Lesung in Metzingen

Vergangene Woche war ich in der Buchhandlung Stoll in Metzingen zu Gast – die Südwestpresse berichtet hier.

Dich will ich loben, Häßliches,
Du hast so was verläßliches.

So schreibt der Dichter einst in seinem Werk Nachdem er durch Metzingen gegangen war. Als Metzingendurchreisende der Jahre 1988-1990 beschränken sich meine Erinnerungen auf den Bahnhof und den Stau im Ermstal, der meine Großmutter, die gern jenseits der Geschwindigkeitsbegrenzungen unterwegs war, zu regelmäßigen Verzweiflungsausbrüchen veranlasst hat.
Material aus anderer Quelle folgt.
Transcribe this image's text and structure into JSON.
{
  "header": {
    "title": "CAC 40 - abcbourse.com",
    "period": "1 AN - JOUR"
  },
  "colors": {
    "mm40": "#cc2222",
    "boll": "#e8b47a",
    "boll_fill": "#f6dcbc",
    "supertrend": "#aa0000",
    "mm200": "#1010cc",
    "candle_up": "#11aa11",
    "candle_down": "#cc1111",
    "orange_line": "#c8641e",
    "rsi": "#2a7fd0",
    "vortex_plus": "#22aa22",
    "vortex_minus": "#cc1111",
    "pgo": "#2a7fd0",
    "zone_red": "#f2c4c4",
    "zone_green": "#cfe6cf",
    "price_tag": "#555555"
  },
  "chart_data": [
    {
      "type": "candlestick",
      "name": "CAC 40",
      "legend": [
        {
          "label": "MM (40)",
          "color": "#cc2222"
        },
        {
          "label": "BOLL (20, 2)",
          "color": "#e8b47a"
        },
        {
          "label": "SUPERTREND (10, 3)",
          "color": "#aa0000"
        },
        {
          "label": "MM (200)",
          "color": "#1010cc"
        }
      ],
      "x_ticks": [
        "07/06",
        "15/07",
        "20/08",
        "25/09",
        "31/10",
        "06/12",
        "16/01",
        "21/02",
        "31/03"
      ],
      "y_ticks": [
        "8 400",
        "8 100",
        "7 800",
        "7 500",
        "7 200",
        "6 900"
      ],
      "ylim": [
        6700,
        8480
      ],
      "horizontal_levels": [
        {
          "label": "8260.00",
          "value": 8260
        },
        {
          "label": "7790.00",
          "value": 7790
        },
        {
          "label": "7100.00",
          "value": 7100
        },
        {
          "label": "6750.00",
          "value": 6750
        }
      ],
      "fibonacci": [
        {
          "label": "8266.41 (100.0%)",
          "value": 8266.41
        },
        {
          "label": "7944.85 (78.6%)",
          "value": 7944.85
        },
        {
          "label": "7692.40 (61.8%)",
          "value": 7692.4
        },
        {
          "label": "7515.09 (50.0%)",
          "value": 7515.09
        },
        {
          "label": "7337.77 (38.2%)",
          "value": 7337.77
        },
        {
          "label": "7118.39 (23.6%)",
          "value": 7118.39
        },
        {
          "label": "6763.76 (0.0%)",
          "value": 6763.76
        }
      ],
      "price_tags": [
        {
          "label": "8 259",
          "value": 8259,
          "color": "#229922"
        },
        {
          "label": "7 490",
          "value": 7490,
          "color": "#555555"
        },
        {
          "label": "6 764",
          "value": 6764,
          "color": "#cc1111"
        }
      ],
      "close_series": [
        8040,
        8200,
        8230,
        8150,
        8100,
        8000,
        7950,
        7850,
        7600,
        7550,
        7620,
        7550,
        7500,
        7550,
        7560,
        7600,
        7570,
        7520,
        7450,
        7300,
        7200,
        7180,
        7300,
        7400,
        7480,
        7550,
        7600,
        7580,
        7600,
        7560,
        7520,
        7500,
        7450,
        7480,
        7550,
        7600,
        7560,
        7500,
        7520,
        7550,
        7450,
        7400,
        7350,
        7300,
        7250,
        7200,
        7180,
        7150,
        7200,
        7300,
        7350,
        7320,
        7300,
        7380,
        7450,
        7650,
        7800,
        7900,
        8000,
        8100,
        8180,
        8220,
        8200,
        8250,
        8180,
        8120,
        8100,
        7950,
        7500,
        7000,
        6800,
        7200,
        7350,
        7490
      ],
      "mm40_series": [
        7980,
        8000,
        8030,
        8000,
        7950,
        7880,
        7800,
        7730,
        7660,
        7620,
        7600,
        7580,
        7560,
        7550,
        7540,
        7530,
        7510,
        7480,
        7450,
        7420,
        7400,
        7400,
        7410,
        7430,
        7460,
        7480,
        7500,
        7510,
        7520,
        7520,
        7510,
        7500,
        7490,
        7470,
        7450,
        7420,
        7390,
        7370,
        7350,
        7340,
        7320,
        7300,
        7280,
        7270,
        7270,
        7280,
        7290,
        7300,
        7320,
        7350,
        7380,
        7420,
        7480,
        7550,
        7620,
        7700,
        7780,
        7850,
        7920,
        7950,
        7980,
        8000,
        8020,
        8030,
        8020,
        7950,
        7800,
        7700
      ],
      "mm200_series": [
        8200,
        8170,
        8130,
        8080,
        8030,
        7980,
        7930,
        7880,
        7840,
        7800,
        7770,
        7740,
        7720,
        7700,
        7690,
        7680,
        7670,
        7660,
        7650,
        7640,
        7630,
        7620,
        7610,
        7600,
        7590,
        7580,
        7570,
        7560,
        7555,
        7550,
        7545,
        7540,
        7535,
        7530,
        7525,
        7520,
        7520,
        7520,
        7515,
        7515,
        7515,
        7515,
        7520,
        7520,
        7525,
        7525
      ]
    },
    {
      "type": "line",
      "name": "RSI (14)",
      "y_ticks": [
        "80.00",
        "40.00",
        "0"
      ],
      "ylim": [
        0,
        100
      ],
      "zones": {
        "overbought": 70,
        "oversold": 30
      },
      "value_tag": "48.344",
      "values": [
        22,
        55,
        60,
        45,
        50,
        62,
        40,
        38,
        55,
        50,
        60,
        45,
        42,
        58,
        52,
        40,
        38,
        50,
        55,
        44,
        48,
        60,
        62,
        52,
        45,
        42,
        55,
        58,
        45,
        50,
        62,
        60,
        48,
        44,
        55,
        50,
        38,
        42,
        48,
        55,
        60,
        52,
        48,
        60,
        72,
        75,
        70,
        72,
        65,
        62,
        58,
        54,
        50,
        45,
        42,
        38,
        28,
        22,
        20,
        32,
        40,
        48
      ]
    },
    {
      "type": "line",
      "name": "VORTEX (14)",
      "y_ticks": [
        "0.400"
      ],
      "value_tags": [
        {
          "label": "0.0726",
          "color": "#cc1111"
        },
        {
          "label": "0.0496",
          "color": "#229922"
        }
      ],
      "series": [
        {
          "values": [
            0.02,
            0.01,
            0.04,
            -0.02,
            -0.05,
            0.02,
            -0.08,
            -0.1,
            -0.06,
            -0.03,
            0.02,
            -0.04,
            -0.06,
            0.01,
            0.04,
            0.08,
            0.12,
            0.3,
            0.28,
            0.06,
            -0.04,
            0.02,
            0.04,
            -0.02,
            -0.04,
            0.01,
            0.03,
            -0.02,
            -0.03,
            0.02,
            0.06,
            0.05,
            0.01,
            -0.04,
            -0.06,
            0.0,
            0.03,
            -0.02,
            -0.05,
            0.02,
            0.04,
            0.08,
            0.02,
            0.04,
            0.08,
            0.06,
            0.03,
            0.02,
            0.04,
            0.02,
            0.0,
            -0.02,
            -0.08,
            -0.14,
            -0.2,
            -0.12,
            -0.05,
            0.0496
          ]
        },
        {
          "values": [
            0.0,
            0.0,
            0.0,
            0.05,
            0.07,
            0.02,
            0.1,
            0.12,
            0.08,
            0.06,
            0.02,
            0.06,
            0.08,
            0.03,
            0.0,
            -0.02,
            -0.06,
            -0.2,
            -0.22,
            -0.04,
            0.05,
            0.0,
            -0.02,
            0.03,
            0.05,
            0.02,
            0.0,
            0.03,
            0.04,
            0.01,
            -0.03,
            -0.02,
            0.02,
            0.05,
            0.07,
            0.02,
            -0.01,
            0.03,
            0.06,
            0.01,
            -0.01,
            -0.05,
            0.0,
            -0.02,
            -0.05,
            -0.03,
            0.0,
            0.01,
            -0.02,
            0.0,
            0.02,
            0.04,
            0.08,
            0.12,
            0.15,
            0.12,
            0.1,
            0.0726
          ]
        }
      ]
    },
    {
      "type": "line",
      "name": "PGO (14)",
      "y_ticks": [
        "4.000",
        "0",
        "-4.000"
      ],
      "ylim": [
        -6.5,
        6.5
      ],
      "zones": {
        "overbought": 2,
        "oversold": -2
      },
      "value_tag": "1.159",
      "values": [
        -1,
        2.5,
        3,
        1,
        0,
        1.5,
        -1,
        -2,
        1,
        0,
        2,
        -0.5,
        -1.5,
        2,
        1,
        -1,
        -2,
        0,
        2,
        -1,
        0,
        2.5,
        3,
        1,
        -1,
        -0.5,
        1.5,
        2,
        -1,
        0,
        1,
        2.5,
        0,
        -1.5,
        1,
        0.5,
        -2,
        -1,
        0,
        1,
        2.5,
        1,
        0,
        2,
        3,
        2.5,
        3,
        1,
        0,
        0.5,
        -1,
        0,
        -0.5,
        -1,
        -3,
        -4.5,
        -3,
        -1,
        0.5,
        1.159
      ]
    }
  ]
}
Die Eröffnung der Schnellstraße hat sie dann nur noch vom Beifahrersitz aus erlebt.

Das Schöne schwindet, scheidet, flieht,
fast tut es weh, wenn man es sieht

heißt es weiter, und es ist, als hätte Gernhardt die Ära der Metzinger Factory Outlets vorausgesehen, eine Zeit, in der man Gebäuden buchstäblich beim Wachsen zuschauen konnte. Wo gestern noch Ententeiche und alte Seifenfabriken waren, eröffnete am nächsten Tag schon ein euer ESPRIT, und neben dem alten HugoBossWerksverkauf (mit dem alles begonnen hatte), erstreckten sich alsbald kleinstadtgroße Parkplatzfelder. Als ich 2003 in die Stadt fuhr, um anständiges Hochzeitstuch zu erwerben, erkannte ich schon keine einzige Zufahrtstraße mehr.

Wer Schönes anschaut spürt die Zeit,
und Zeit sagt stets: Gleich ist’s so weit.

Die Schönheit gibt uns Grund zur Trauer,
die Häßlichkeit erfreut durch Dauer

so endet es bei Gernhardt, und beinahe konsequent erscheint es da, dass Metzingen sich in den letzten Jahrzehnten voll und ganz dem schönen Design verschrieben hat.

Nein, heute, 2012, darf man sich was Metzingen betrifft, nicht mehr auf Robert Gernhardt verlassen, und wer sich selbst davon überzeugen möchte, der sollte am Dienstag, 13.11. um 19:30 Uhr unbedingt zu meiner Lesung in die Buchhandlung Stoll kommen.